Does the Gay Agenda Supersede the Human Agenda?
I believe that a president's singular agendum should be the betterment of the entire nation, not just various segments. Obama's agenda on gay issues is not evolving; it's evolved. Other than pop culture curiosity, I don't think most conservatives care about Obama's sexual past, present, or future. But we do care when the gay agenda supersedes the human agenda.
I discuss my book The BIG Black Lie my discovery of "gay," which was fairly benign. I was around 12 years old, and my grandfather had stopped to gas up before we left Dallas. As my grandfather pumped gas, I saw what I thought to be, at the time, "the prettiest man I had ever seen." He was very well-dressed, but noticeably different from what I had been raised to think of as a man. He was perfectly dressed in a tan jumpsuit, and he had a beret to match. I remember he carried a matching clutch that looped around his neck and was tucked just below his armpit.
As a kid from the country, I had never seen such style in my life. I had to know what I was seeing, so I whispered for my grandmother to look at the man as he walked by. My grandmother took a stealthy glance, then whispered to me, "He's funny."
I had no idea what "funny" meant, but would learn over time. Until further revelations, I just knew that I wasn't "funny."
Over time, I altered my perception of what a man is. I would further learn of all the variations in how people form that make the idea of gender confusing at times. I developed compassion for people in these areas, and learned to respect the idea that the human body is a complicated creation, which the mind can complicate to unfathomable degrees.
Understanding that everybody doesn't think as I do or act as I do, I learned not to moralize on the conditions of others, to just let them be. I recognized that these "different" people I described were of all races, ethnicities, creeds, and so on.
As a youth, I thought it was mainly white people who are gay. To be gay in the black culture was almost unheard of, or so I was conditioned. Prior to my exposure to "pretty man," I had only heard of gays anecdotally, and I do recall having certain feelings or suspicions about some males and females I had met. I remember that blacks were simply not supposed to be gay, and particularly not black boys. We were to be tough. Our role was to love women and lots of them.
In early adulthood, I recognized a very different world from what black culture had taught me. Blacks were just as gay as whites, whites were just as poor as blacks, and so on. I learned that these nice neat boxes that the world kept trying to put people in just didn't fit.
As I traveled, I found that there were all these same "different" people all over the world. I learned that transsexuals were treated much the same almost everywhere I went. Cross-dressers were gawked at almost universally. Being gay was discouraged, to say the least. I got it.
In my travels I learned that all these people were part of the human condition. We can argue the nature-nurture theory; nevertheless, I assure you that I know it to be a bit of both.
I learned that you can't legislate people in issues such as this, which is what my problem with Obama is. Obama wants to carve out rules that won't make it better for the LGBT, but will have quite the opposite impact. All the rules that were carved out for blacks essentially remove black people from being part of the human race. The best thing that the LGBT have is their humanity, not some conforming box.

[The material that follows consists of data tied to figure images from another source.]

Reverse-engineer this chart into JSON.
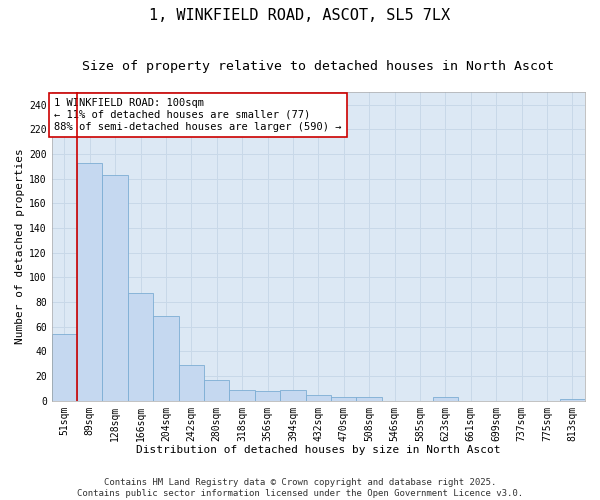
{
  "title_line1": "1, WINKFIELD ROAD, ASCOT, SL5 7LX",
  "title_line2": "Size of property relative to detached houses in North Ascot",
  "xlabel": "Distribution of detached houses by size in North Ascot",
  "ylabel": "Number of detached properties",
  "categories": [
    "51sqm",
    "89sqm",
    "128sqm",
    "166sqm",
    "204sqm",
    "242sqm",
    "280sqm",
    "318sqm",
    "356sqm",
    "394sqm",
    "432sqm",
    "470sqm",
    "508sqm",
    "546sqm",
    "585sqm",
    "623sqm",
    "661sqm",
    "699sqm",
    "737sqm",
    "775sqm",
    "813sqm"
  ],
  "values": [
    54,
    193,
    183,
    87,
    69,
    29,
    17,
    9,
    8,
    9,
    5,
    3,
    3,
    0,
    0,
    3,
    0,
    0,
    0,
    0,
    1
  ],
  "bar_color": "#c5d8f0",
  "bar_edge_color": "#7dadd4",
  "vline_color": "#cc0000",
  "annotation_text": "1 WINKFIELD ROAD: 100sqm\n← 11% of detached houses are smaller (77)\n88% of semi-detached houses are larger (590) →",
  "annotation_box_color": "#ffffff",
  "annotation_box_edge": "#cc0000",
  "ylim": [
    0,
    250
  ],
  "yticks": [
    0,
    20,
    40,
    60,
    80,
    100,
    120,
    140,
    160,
    180,
    200,
    220,
    240
  ],
  "grid_color": "#c8d8e8",
  "background_color": "#dce8f4",
  "fig_background": "#ffffff",
  "title_fontsize": 11,
  "subtitle_fontsize": 9.5,
  "axis_label_fontsize": 8,
  "tick_fontsize": 7,
  "annotation_fontsize": 7.5,
  "footer_fontsize": 6.5
}
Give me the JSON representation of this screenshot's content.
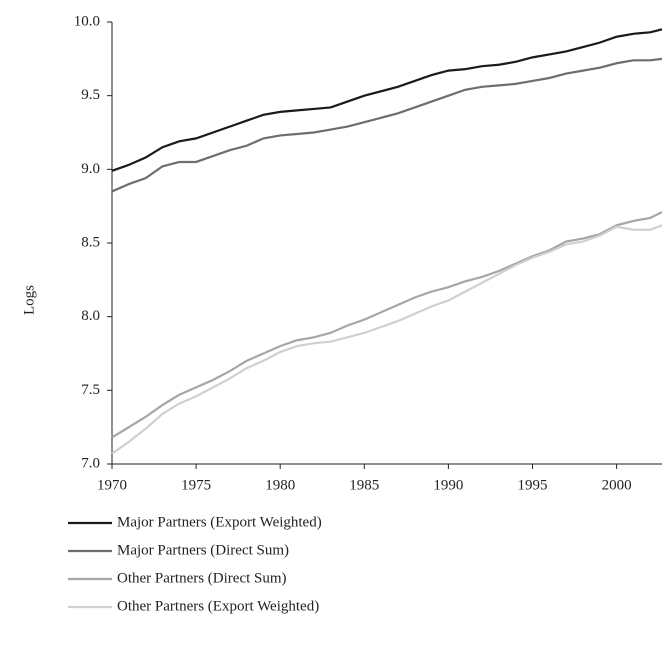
{
  "chart_data": {
    "type": "line",
    "y_label": "Logs",
    "x": [
      1970,
      1971,
      1972,
      1973,
      1974,
      1975,
      1976,
      1977,
      1978,
      1979,
      1980,
      1981,
      1982,
      1983,
      1984,
      1985,
      1986,
      1987,
      1988,
      1989,
      1990,
      1991,
      1992,
      1993,
      1994,
      1995,
      1996,
      1997,
      1998,
      1999,
      2000,
      2001,
      2002,
      2002.7
    ],
    "series": [
      {
        "name": "Major Partners (Export Weighted)",
        "color": "#1a1a1a",
        "values": [
          8.99,
          9.03,
          9.08,
          9.15,
          9.19,
          9.21,
          9.25,
          9.29,
          9.33,
          9.37,
          9.39,
          9.4,
          9.41,
          9.42,
          9.46,
          9.5,
          9.53,
          9.56,
          9.6,
          9.64,
          9.67,
          9.68,
          9.7,
          9.71,
          9.73,
          9.76,
          9.78,
          9.8,
          9.83,
          9.86,
          9.9,
          9.92,
          9.93,
          9.95
        ]
      },
      {
        "name": "Major Partners (Direct Sum)",
        "color": "#6e6e6e",
        "values": [
          8.85,
          8.9,
          8.94,
          9.02,
          9.05,
          9.05,
          9.09,
          9.13,
          9.16,
          9.21,
          9.23,
          9.24,
          9.25,
          9.27,
          9.29,
          9.32,
          9.35,
          9.38,
          9.42,
          9.46,
          9.5,
          9.54,
          9.56,
          9.57,
          9.58,
          9.6,
          9.62,
          9.65,
          9.67,
          9.69,
          9.72,
          9.74,
          9.74,
          9.75
        ]
      },
      {
        "name": "Other Partners (Direct Sum)",
        "color": "#a6a6a6",
        "values": [
          7.18,
          7.25,
          7.32,
          7.4,
          7.47,
          7.52,
          7.57,
          7.63,
          7.7,
          7.75,
          7.8,
          7.84,
          7.86,
          7.89,
          7.94,
          7.98,
          8.03,
          8.08,
          8.13,
          8.17,
          8.2,
          8.24,
          8.27,
          8.31,
          8.36,
          8.41,
          8.45,
          8.51,
          8.53,
          8.56,
          8.62,
          8.65,
          8.67,
          8.71
        ]
      },
      {
        "name": "Other Partners (Export Weighted)",
        "color": "#d0d0d0",
        "values": [
          7.07,
          7.15,
          7.24,
          7.34,
          7.41,
          7.46,
          7.52,
          7.58,
          7.65,
          7.7,
          7.76,
          7.8,
          7.82,
          7.83,
          7.86,
          7.89,
          7.93,
          7.97,
          8.02,
          8.07,
          8.11,
          8.17,
          8.23,
          8.29,
          8.35,
          8.4,
          8.44,
          8.49,
          8.51,
          8.55,
          8.61,
          8.59,
          8.59,
          8.62
        ]
      }
    ],
    "xlim": [
      1970,
      2002.7
    ],
    "xticks": [
      1970,
      1975,
      1980,
      1985,
      1990,
      1995,
      2000
    ],
    "ylim": [
      7,
      10
    ],
    "yticks": [
      {
        "value": 7,
        "label": "7.0"
      },
      7.5,
      {
        "value": 8,
        "label": "8.0"
      },
      8.5,
      {
        "value": 9,
        "label": "9.0"
      },
      9.5,
      {
        "value": 10,
        "label": "10.0"
      }
    ],
    "grid": false,
    "legend": "bottom"
  }
}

Without creating books like "Billy has two black parents," black people managed to overcome all the adversity of slavery and the lack of civil rights. The understanding of black culture didn't come from books; it came from people realizing the contribution that blacks have made and seeing it with their own eyes. Who knows if some of history's most famous blacks were gay or wished they were another gender? If you told me that George Washington Carver had dressed in women's clothes, that would not diminish his accomplishments to the world in the least. Nor do Carver's accomplishments have more impact on America because he was black. Peanut butter is delicious, regardless of Carver's sexuality, ethnicity, and any other proclivities he may have had.
You would think that we would have learned something by now about how to deal with people, and government leaders would lead by example, and not attempt to legislate thought. Despite what people may believe, Civil Rights laws are not the reason Obama is president. Obama is president because people in America long ago abandoned focusing on color -- save the racists who voted for Obama strictly because he is black. For the most part, the people who voted for Obama did so because they felt he was going to be a transformational figure in American politics, not gay politics or black politics.
There has been a lot of money spent on removing people from the human race and putting them in special boxes. Obama wants to do the same for the LGBT, because of his life experiences and his evolution. Seventeen trillion dollars has been spent on the evolution of "helping blacks," and I don't see a lot of progress at the Main Street level. How much money is America willing spend on the LGBT agenda? How many more manuals and training sessions do we need for Americans to treat people as humans?
For the most part, Americans interact with people based on our needs and their performance. I choose my friends based on common core values, without moralizing about those whose values don't necessarily agree with mine. I don't have to have gay friends in order to not be homophobic. I don't need white friends to prove I'm not racist.
All men are created equal. It's time for Obama to stop with the politicizing various agendas, and focus on the human agenda, the American agenda.